I remember when I had my heart broken towards the end of senior year. You yelled at him right in the middle of the cafeteria. How humiliating was that for him! You spoke up for me when I was too much of a wreck to do so. You were always supportive in my choice of boys. If you didn't like them, you said so in a way that wasn't hurtful but you knew I valued your opinion no matter what.

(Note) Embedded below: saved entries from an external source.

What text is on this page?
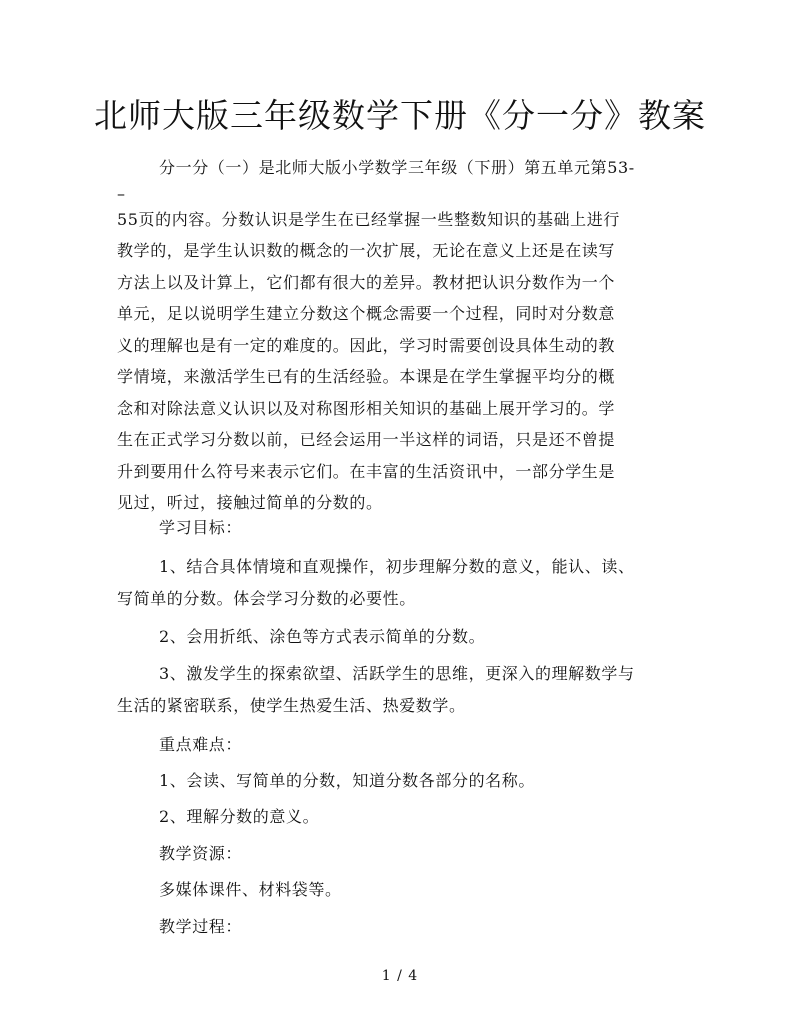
北师大版三年级数学下册《分一分》教案
分一分（一）是北师大版小学数学三年级（下册）第五单元第53-
–
55页的内容。分数认识是学生在已经掌握一些整数知识的基础上进行
教学的，是学生认识数的概念的一次扩展，无论在意义上还是在读写
方法上以及计算上，它们都有很大的差异。教材把认识分数作为一个
单元，足以说明学生建立分数这个概念需要一个过程，同时对分数意
义的理解也是有一定的难度的。因此，学习时需要创设具体生动的教
学情境，来激活学生已有的生活经验。本课是在学生掌握平均分的概
念和对除法意义认识以及对称图形相关知识的基础上展开学习的。学
生在正式学习分数以前，已经会运用一半这样的词语，只是还不曾提
升到要用什么符号来表示它们。在丰富的生活资讯中，一部分学生是
见过，听过，接触过简单的分数的。

学习目标：

1、结合具体情境和直观操作，初步理解分数的意义，能认、读、
写简单的分数。体会学习分数的必要性。

2、会用折纸、涂色等方式表示简单的分数。

3、激发学生的探索欲望、活跃学生的思维，更深入的理解数学与
生活的紧密联系，使学生热爱生活、热爱数学。

重点难点：

1、会读、写简单的分数，知道分数各部分的名称。

2、理解分数的意义。

教学资源：

多媒体课件、材料袋等。

教学过程：

1 / 4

I know you saw this but I'll tell you anyway. When you passed away, you went out having almost no enemies at all. I envy that about you to this very day. When I finally accepted that you were no longer with us, I made you a promise. I promised that I would make amends in your honor with those I felt I needed to do so with most. Because of you, I made amends with someone who had been a big part of my life. He even took some of the blame for what happened. I guess we just realized that we both had been childish and we both screwed up the friendship. If it weren't for you though, I never would have taken that step and talked to him. It sucks you couldn't have been there physically but I know you were watching for wherever you are.

There isn't a day that goes by that I don't think about you. There's always something that reminds me of you. I'll be watching television and a comedian like Gabriel Iglesias or Felipe Esparza comes on and I would be like, 'If only Kat was here, she would love him.' Or a movie like 'The Hot Tub Time Machine' would come out and I just know that you'd be first in line for tickets.

Kathryn, you are one of the most amazing friends I have ever had. After Melissa moved, you stepped up to the plate without any hesitation and were always there for me when I needed you. I'm glad though, that you knew exactly how I felt about our friendship before you passed away. Every time when we talked on the internet, we would always tell each other that high school would have sucked or would have been tougher than it already was. That's no lie either. You always stood up for me. You were always there for me.

You were on this earth for nineteen years. I'm glad to have been able to be a part of at least five of those years. In just those five years, we went from being friends to family. You really are the sister I wish I had. I will forever cherish those five years. It's upsetting that your life was cut short but it was a life worth living. You lived while you had the time. When I grow up, I want to be just like you.

I love you. I miss you. I'll see you when I get there.

Love,

Jenna

P.S. Remember that one time you scanned your face with my scanner? To this very day, I still have those scans saved and I will never get rid of them.